As an innovative supplier, I wonder what Davenport’s thoughts are on a government measure that could change the customer relationship, the Green Deal. She says it is disappointing. “Decc didn’t really engage with the smaller suppliers, so when we got into the working groups they had already formulated a lot of their concepts and ideas.

“They went about it in the wrong way. They tried to reduce the attractiveness for suppliers to come in and administer this, by saying it would cost £3 per year .

“First of all, it’s not attractive. Second, it doesn’t make any sense. We have done our own mapping of the procedures that you have to go through to administer a Green Deal customer. We did it, we shared it with Decc and they completely ignored us. It is in the order of £20-30. You cannot forget that customers will want to talk to you occasionally if you take money out of their accounts. You also have to look at the fact that you are taking two direct debits, you have to split the money between electricity bill and repayments for the loan. There was stuff that meant that at the very practical level it was difficult to do.

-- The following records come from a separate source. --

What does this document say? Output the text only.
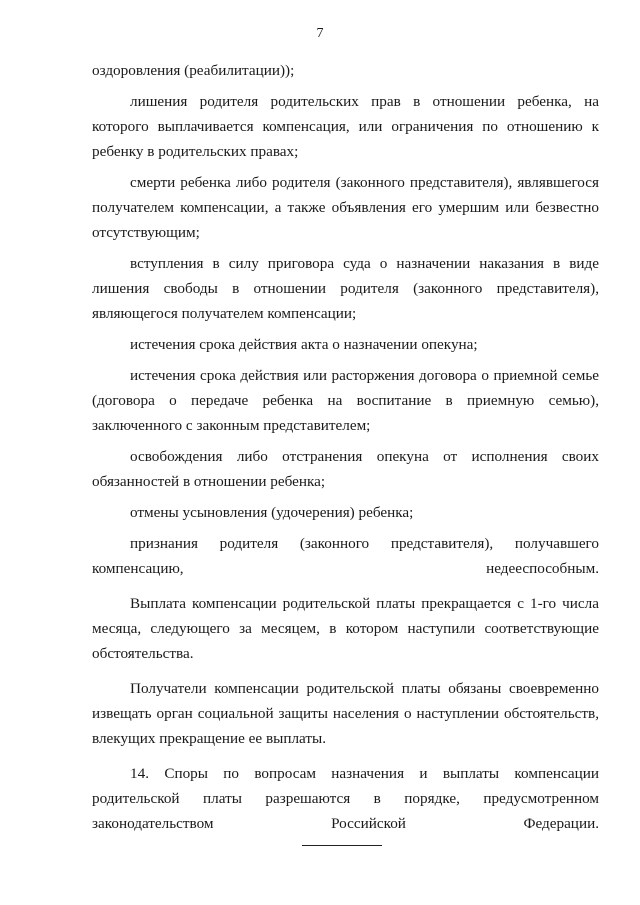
7

оздоровления (реабилитации));

лишения родителя родительских прав в отношении ребенка, на которого выплачивается компенсация, или ограничения по отношению к ребенку в родительских правах;

смерти ребенка либо родителя (законного представителя), являвшегося получателем компенсации, а также объявления его умершим или безвестно отсутствующим;

вступления в силу приговора суда о назначении наказания в виде лишения свободы в отношении родителя (законного представителя), являющегося получателем компенсации;

истечения срока действия акта о назначении опекуна;

истечения срока действия или расторжения договора о приемной семье (договора о передаче ребенка на воспитание в приемную семью), заключенного с законным представителем;

освобождения либо отстранения опекуна от исполнения своих обязанностей в отношении ребенка;

отмены усыновления (удочерения) ребенка;

признания родителя (законного представителя), получавшего компенсацию, недееспособным.

Выплата компенсации родительской платы прекращается с 1-го числа месяца, следующего за месяцем, в котором наступили соответствующие обстоятельства.

Получатели компенсации родительской платы обязаны своевременно извещать орган социальной защиты населения о наступлении обстоятельств, влекущих прекращение ее выплаты.

14. Споры по вопросам назначения и выплаты компенсации родительской платы разрешаются в порядке, предусмотренном законодательством Российской Федерации.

“Anecdotally we have heard others say they will be losing money on it… to a certain extent I think it’s an anticompetitive move by Decc.”

However, Davenport has other innovations in mind. “From our point of view, especially on the gas side, if we could reduce gas usage I can expand my customer base quicker because I need less credit if I am buying less gas.”

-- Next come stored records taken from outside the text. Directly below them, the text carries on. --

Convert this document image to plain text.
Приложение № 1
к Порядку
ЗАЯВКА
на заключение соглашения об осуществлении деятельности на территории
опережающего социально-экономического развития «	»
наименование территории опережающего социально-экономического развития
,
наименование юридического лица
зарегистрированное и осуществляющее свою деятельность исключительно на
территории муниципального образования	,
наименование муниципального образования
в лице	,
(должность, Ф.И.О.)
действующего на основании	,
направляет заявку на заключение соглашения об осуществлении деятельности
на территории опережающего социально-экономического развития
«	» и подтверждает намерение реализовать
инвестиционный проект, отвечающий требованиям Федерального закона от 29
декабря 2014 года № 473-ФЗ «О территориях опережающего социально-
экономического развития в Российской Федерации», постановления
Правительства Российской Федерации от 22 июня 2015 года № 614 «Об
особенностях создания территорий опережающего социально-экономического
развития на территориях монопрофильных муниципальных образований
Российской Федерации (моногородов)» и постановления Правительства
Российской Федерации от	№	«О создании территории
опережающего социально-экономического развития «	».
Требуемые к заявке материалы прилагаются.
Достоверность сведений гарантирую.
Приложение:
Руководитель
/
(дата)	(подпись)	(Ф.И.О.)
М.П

And she has other suggestions around collective switching. She starts with a word of caution: “I worry sometimes that we focus too much on switching and not on saying that there are better ways for people to reduce their costs. I would hate people to think that rather than insulating their homes they should spend their life on the internet switching. Also, there are some agents out there who like switching, who call for it quite often, and I would like them to be challenged on that a bit more.”

So how could collective switching work? She says: “My sense is that collective switching needs a bit more thought and it might deliver something interesting…There may be a more permanent role about people buying energy collectively, maybe buying it locally. They could get to be their own supply company but with support from others.”

She suggests that groups of customers have more purchasing power than they realise. “They can take responsibility for the bits they are good at. So if they took responsibility for collecting their debts properly you could give them a reduced price. If you could make sure that they bring in the customer, you don’t have to pay any marketing.

“If someone came to me and said they would have zero bad debt, I would give them a deal where they can have all the bad debt I would price in. You can have it back at the end of the year if you all pay your bills.”

That’s the kind of innovation that needs a good customer relationship.

This article first appeared in Utility Week’s print edition of 23rd November 2012.